George Weigel’s first encounter with the Second Vatican Council was in person: As a boy, he visited St. Peter’s Basilica between the council’s sessions, when the vast benches for the prelates sat vacant.
Providentially, it seems, his own life has overlapped with the unfolding of this historic event. Eventually he gained sufficient personal interest and professional expertise to undertake an often-tried task of making sense of this towering moment in modern Church history.
With the full authority of his intellectual influence, Weigel embarks upon a task as timely as it might be controversial in To Sanctify the World: The Vital Legacy of Vatican II. He treads an insightful and positive middle path while debates concerning the latest ecumenical council surface everywhere from doctoral theses to internet comment boxes to papal airplane interviews.

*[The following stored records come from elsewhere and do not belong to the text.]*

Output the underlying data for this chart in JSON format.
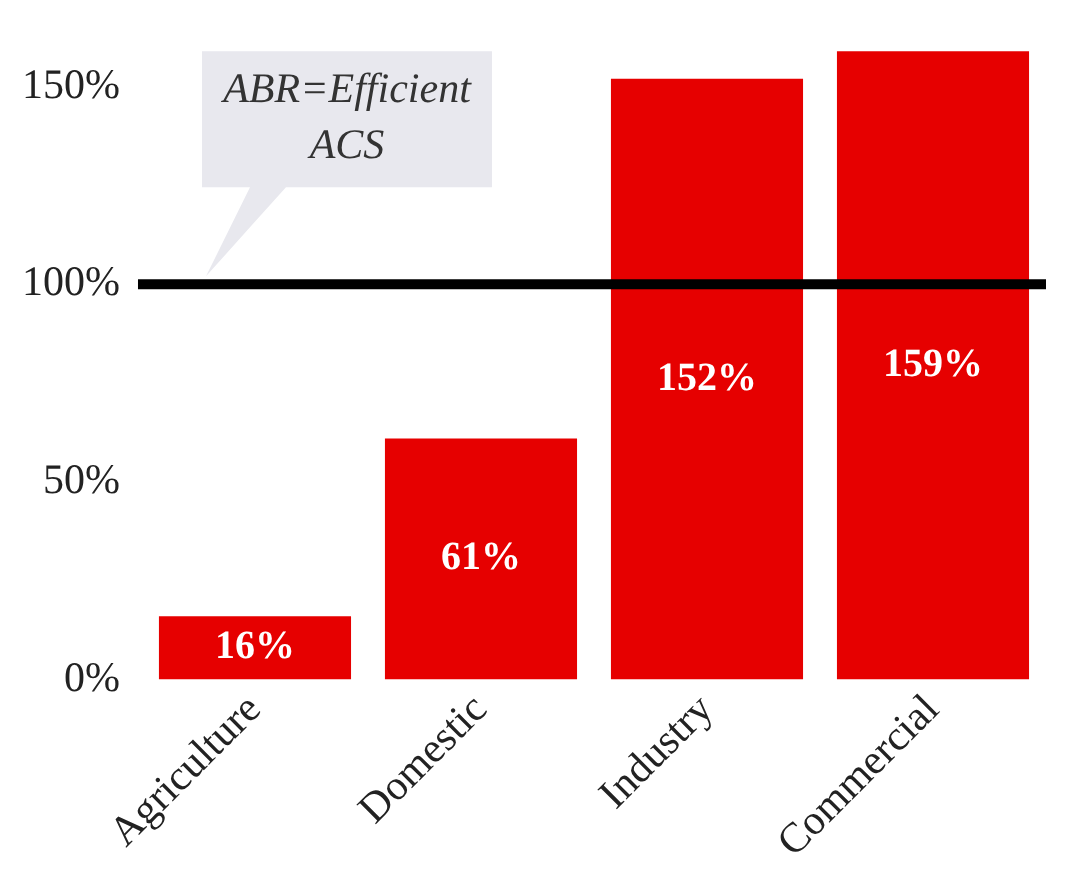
{
  "chart_data": {
    "type": "bar",
    "categories": [
      "Agriculture",
      "Domestic",
      "Industry",
      "Commercial"
    ],
    "values": [
      16,
      61,
      152,
      159
    ],
    "color": "#e60000",
    "value_labels": [
      "16%",
      "61%",
      "152%",
      "159%"
    ],
    "ylim": [
      0,
      160
    ],
    "yticks": [
      {
        "value": 0,
        "label": "0%"
      },
      {
        "value": 50,
        "label": "50%"
      },
      {
        "value": 100,
        "label": "100%"
      },
      {
        "value": 150,
        "label": "150%"
      }
    ],
    "grid": false,
    "legend": false,
    "ref_lines": [
      {
        "axis": "y",
        "value": 100,
        "color": "#000000"
      }
    ],
    "annotations": [
      {
        "text": "ABR=Efficient ACS",
        "y": 100
      }
    ]
  }
}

After setting up the historical and theological context of the council’s origins, he provides a bold apologetic for the necessity of change by appealing to some of the eminent personalities of that era. Then he slogs through the primary documents with reference to their later import in execution.
All noteworthy groundbreaking innovations in the texts are carefully cataloged and their attendant difficulties are not ignored. The footnotes often provide more frank (and extended) analysis.
Weigel then muses on the various interpretative guides useful for unpacking the content of the documents. He asserts that Pope St. John XXIII’s opening address must be the preeminent interpretive tool through which we might later understand the texts the bishops produced directly afterward.
He posits that the key for understanding the council can be found in the 1985 synod that spurred production of the Catechism as an expression of the teaching office of the Church when clarity in orthodox theology was needed. The role of the various pontiffs is treated fairly but with no disrespect to their sometimes-saintly persons.
Throughout his 368-page odyssey, Weigel painstakingly bolsters the thesis of the theology of continuity over rupture, eventually with pontifical backing. Ultimately, the force of that argument requires that the Church’s focus remains Christocentric; this strikes him as the cause, means and goal of the Second Vatican Council.
The narrative is compellingly written for ecclesial wonks but is unwieldy for casual or leisurely interest. For most readers, the technical intrigue of the intersecting historical personalities and internal drama will hardly thrill. There is no escaping Weigel’s historian’s heart, with all its exhaustive drive.
This fresh investigation will be welcome to similarly conciliatory personalities, from scholars to pastors. His final success lies in compiling otherwise disparate information and often contentious analysis. Weigel’s effort represents the most up-to-date grappling with Vatican II as it enters its fourth generation of implementation, with a Church thoroughly modernized yet much of the council’s promise unfulfilled.
Father Tyron Tomson is the pastor of Lancaster St. Bernadette and Bremen St. Mary churches.